The title and Hokusai’s name appear in the upper left corner of the print in Japanese script. The concept of combining image and script is typical for Far Eastern traditions. We can find more features that can be considered as typical for Japanese woodcuts: flatness, reduction of colours, graphic patterns (e.g. the light and dark stripes in the water) and black lines outlining or defining the objects. Hokusai uses these means with expressive exaggerations, which often take on caricature-like features, for example in the representation of the spray or the frightened fishermen in their boats.

 

However, since Hokusai also uses Western pictorial principles, especially the conception of space and the idea of a dramatic climax, he created his own visual language, based on his reception of Western painting. This is significantly demonstrated by his treatment of spatial depth. Looking through the waves at the central motif – in this case Mount Fuji – from an observer's point of view is committed to the Western concept of perspective formulated in the Renaissance: the picture as a window to the world, which appears in perspective. In Hokusai's work, this European concept of space merges with the traditional Japanese art of colour woodblock prints, which was characterized by emphasized two-dimensionality, contrasting empty spaces, ‘abstract’ pictorial structures, and dynamic linearity. Hokusai's mediation between two culturally different pictorial conceptions ultimately led to his being more popular in the West today than in Japan itself.

 

The opening of Japan after 1853, forced by US gunboat politics – and supported by European governments – triggered trade between Japan and the world. At first, some Japanese woodblock prints were used as packaging material, which may seem surprising to lovers of this art form today. Fortunately, they were discovered and enthusiastically received by artists in France.

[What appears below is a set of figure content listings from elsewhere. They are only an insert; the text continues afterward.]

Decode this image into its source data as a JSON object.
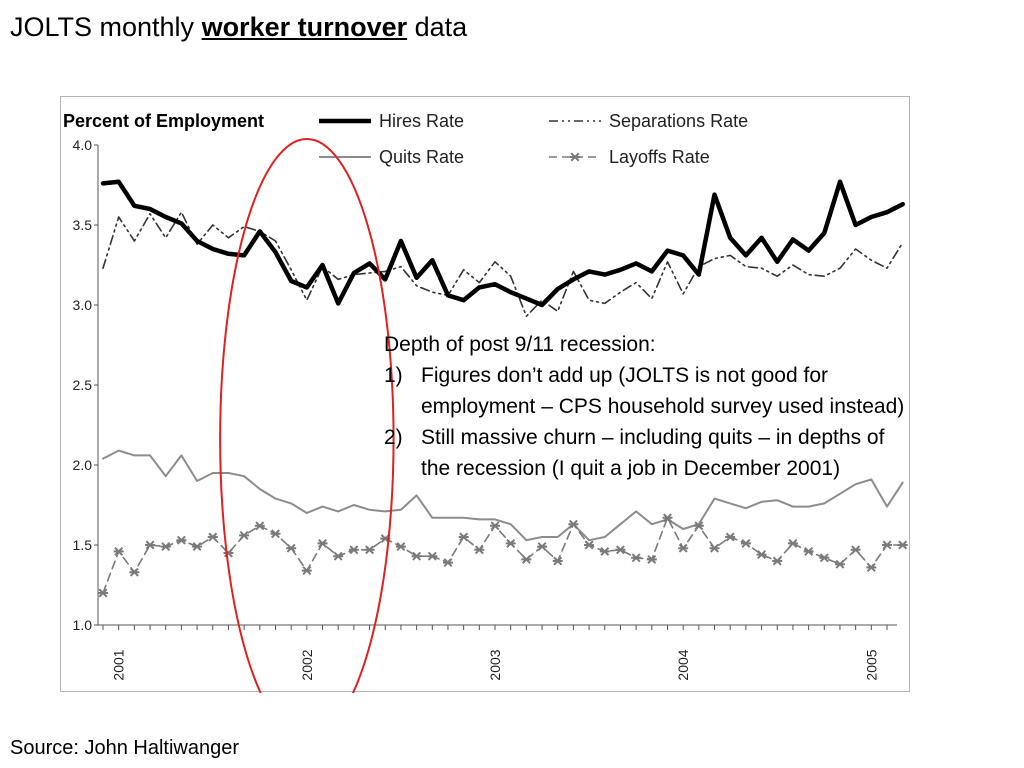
{
  "slide": {
    "title_prefix": "JOLTS monthly ",
    "title_emphasis": "worker turnover",
    "title_suffix": " data",
    "source": "Source: John Haltiwanger"
  },
  "annotation": {
    "heading": "Depth of post 9/11 recession:",
    "items": [
      {
        "num": "1)",
        "line1": "Figures don’t add up (JOLTS is not good for",
        "line2": "employment – CPS household survey used instead)"
      },
      {
        "num": "2)",
        "line1": "Still massive churn – including quits – in depths of",
        "line2": "the recession (I quit a job in December 2001)"
      }
    ]
  },
  "chart_data": {
    "type": "line",
    "ylabel": "Percent of Employment",
    "xlabel": "",
    "ylim": [
      1.0,
      4.0
    ],
    "yticks": [
      "1.0",
      "1.5",
      "2.0",
      "2.5",
      "3.0",
      "3.5",
      "4.0"
    ],
    "xticks": [
      "2001",
      "2002",
      "2003",
      "2004",
      "2005"
    ],
    "x_start": "2000-12",
    "x_end": "2005-02",
    "highlight": {
      "from": "2001-09",
      "to": "2002-05",
      "color": "#e02020"
    },
    "series": [
      {
        "name": "Hires Rate",
        "color": "#000000",
        "values": [
          3.76,
          3.77,
          3.62,
          3.6,
          3.55,
          3.51,
          3.4,
          3.35,
          3.32,
          3.31,
          3.46,
          3.33,
          3.15,
          3.11,
          3.25,
          3.01,
          3.2,
          3.26,
          3.16,
          3.4,
          3.17,
          3.28,
          3.06,
          3.03,
          3.11,
          3.13,
          3.08,
          3.04,
          3.0,
          3.1,
          3.16,
          3.21,
          3.19,
          3.22,
          3.26,
          3.21,
          3.34,
          3.31,
          3.19,
          3.69,
          3.42,
          3.31,
          3.42,
          3.27,
          3.41,
          3.34,
          3.45,
          3.77,
          3.5,
          3.55,
          3.58,
          3.63
        ]
      },
      {
        "name": "Separations Rate",
        "color": "#333333",
        "values": [
          3.23,
          3.55,
          3.4,
          3.57,
          3.42,
          3.58,
          3.38,
          3.5,
          3.42,
          3.49,
          3.46,
          3.4,
          3.22,
          3.03,
          3.24,
          3.16,
          3.19,
          3.2,
          3.21,
          3.24,
          3.12,
          3.08,
          3.06,
          3.22,
          3.14,
          3.27,
          3.18,
          2.93,
          3.03,
          2.96,
          3.21,
          3.03,
          3.01,
          3.08,
          3.14,
          3.04,
          3.27,
          3.07,
          3.24,
          3.29,
          3.31,
          3.24,
          3.23,
          3.18,
          3.25,
          3.19,
          3.18,
          3.23,
          3.35,
          3.28,
          3.23,
          3.39
        ]
      },
      {
        "name": "Quits Rate",
        "color": "#8c8c8c",
        "values": [
          2.04,
          2.09,
          2.06,
          2.06,
          1.93,
          2.06,
          1.9,
          1.95,
          1.95,
          1.93,
          1.85,
          1.79,
          1.76,
          1.7,
          1.74,
          1.71,
          1.75,
          1.72,
          1.71,
          1.72,
          1.81,
          1.67,
          1.67,
          1.67,
          1.66,
          1.66,
          1.63,
          1.53,
          1.55,
          1.55,
          1.63,
          1.53,
          1.55,
          1.63,
          1.71,
          1.63,
          1.66,
          1.6,
          1.63,
          1.79,
          1.76,
          1.73,
          1.77,
          1.78,
          1.74,
          1.74,
          1.76,
          1.82,
          1.88,
          1.91,
          1.74,
          1.89
        ]
      },
      {
        "name": "Layoffs Rate",
        "color": "#7a7a7a",
        "values": [
          1.2,
          1.46,
          1.33,
          1.5,
          1.49,
          1.53,
          1.49,
          1.55,
          1.45,
          1.56,
          1.62,
          1.57,
          1.48,
          1.34,
          1.51,
          1.43,
          1.47,
          1.47,
          1.54,
          1.49,
          1.43,
          1.43,
          1.39,
          1.55,
          1.47,
          1.62,
          1.51,
          1.41,
          1.49,
          1.4,
          1.63,
          1.5,
          1.46,
          1.47,
          1.42,
          1.41,
          1.67,
          1.48,
          1.62,
          1.48,
          1.55,
          1.51,
          1.44,
          1.4,
          1.51,
          1.46,
          1.42,
          1.38,
          1.47,
          1.36,
          1.5,
          1.5
        ]
      }
    ],
    "legend_position": "top"
  }
}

Among those were Hokusai’s prints and his popularity grew rapidly throughout Europe and elsewhere. The collecting frenzy of Japanese art (Japonism), which was also triggered by this, influenced Post-Impressionism, Art Deco and Art Nouveau and, in particular, architecture and design such as was taught at Bauhaus. Just as Western visual language came to Japan, Asian visual concepts now influenced art in Europe.

 

Ukiyo-e

Hokusai, trained in painting and woodblock printmaking, is considered a master of the multi-coloured ukiyo-e woodblock prints. From the early black and white prints, an extremely refined multi-colour printing process with up to fifteen woodblocks was developed during his lifetime. For the production of the plates and complicated printing process there were highly specialized workshops, for which – in our case – Hokusai provided the templates. Compared to other prints, however, relatively few plates were needed for the 'Great Wave': three for the different shades of blue, one each for the colour of the boats and the sky, and black and grey. As some of the prints found today show considerable traces of wear on the plates, we can assume that hundreds or thousands of prints were printed from the same plates. The peaceful Edo period (1603 - 1867) had led to new forms of expression as well as to the mass production of woodblock prints, such as those by Hokusai.

 

 

 

[1]              At 3776 m, this volcano is Japan's highest mountain. Its shape is elegant and at the same time monumental, memorable and easy to recognize. In Shintoism it is a holy place. Moreover, as it has repeatedly been a "source of artistic inspiration", not only for Hokusai. It was recognized by UNESCO as a World Heritage Site in 2013.